While it might be difficult to rank the top monsters from history, we feel it is certainly possible. However, in order to do this properly, we wanted to make a set of rules. First, we will not be adding any mutant or mutated human beings. This removes the X-Men, Werewolves, Vampires, and Zombies. Yet humanoid beings are fine as long as they weren’t mutated. We also did not want to add fictionalized use of real creatures like Dinosaurs, sorry Jurassic Park.
Scientific animal experiments gone wrong are both okay and not. In the case of someone like George from Rampage, the normal ape version of George would not count but the oversized version would as long as he acts like a monster. Finally, all of these top monsters must be from mythological or fictional stories. This means we can technically use any monster from all mythologies, books, video games, movies, and television. Now that you know the rules, let’s get started!
25. The Griffin
- Greek Mythology
The Griffin was considered to be a legitimate creature thousands of years ago. Ancient Greeks used to tell stories about creatures like this all the time. The Griffin was seen as the king of all the other creatures. It had the body, tail, and back legs of a lion with the wings of an eagle. Some even had eagle-like talons on the front paws/feet. Since both lions and eagles were considered the kings of their respective areas (lions of beats, eagles of birds), the Griffin naturally became a king too.

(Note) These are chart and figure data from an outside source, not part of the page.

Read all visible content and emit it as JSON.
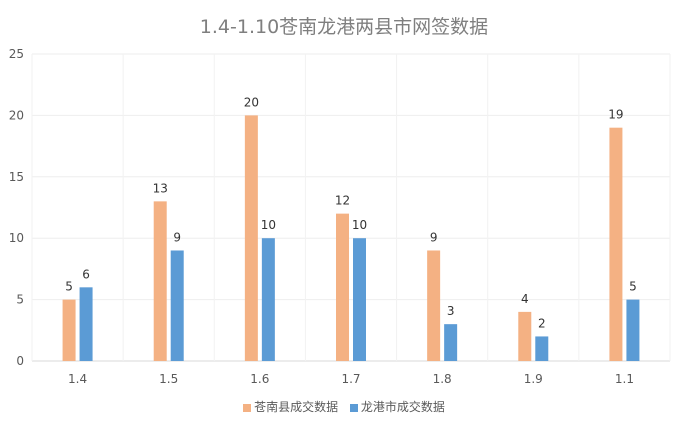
{
  "chart_data": {
    "type": "bar",
    "title": "1.4-1.10苍南龙港两县市网签数据",
    "categories": [
      "1.4",
      "1.5",
      "1.6",
      "1.7",
      "1.8",
      "1.9",
      "1.1"
    ],
    "series": [
      {
        "name": "苍南县成交数据",
        "values": [
          5,
          13,
          20,
          12,
          9,
          4,
          19
        ],
        "color": "#F4B183"
      },
      {
        "name": "龙港市成交数据",
        "values": [
          6,
          9,
          10,
          10,
          3,
          2,
          5
        ],
        "color": "#5B9BD5"
      }
    ],
    "yticks": [
      "0",
      "5",
      "10",
      "15",
      "20",
      "25"
    ],
    "ylim": [
      0,
      25
    ],
    "grid": true,
    "legend": "bottom"
  }
}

Usually, when mythological stories involved griffins, they were traditionally guarding something important. It might be something like treasure. They might even be guarding a specific area. Historian Pliny the Elder claimed that griffins were said to lay eggs in burrows, which contained gold nuggets. Due to the notable nature of griffins, early Christians adopted the “Griffin Symbol” in the medieval period. They were said to have done so due to the divine connection it held, as griffins were guardians of the divine. Making them possible guardians of Heaven or Heaven-like sectors of Earth.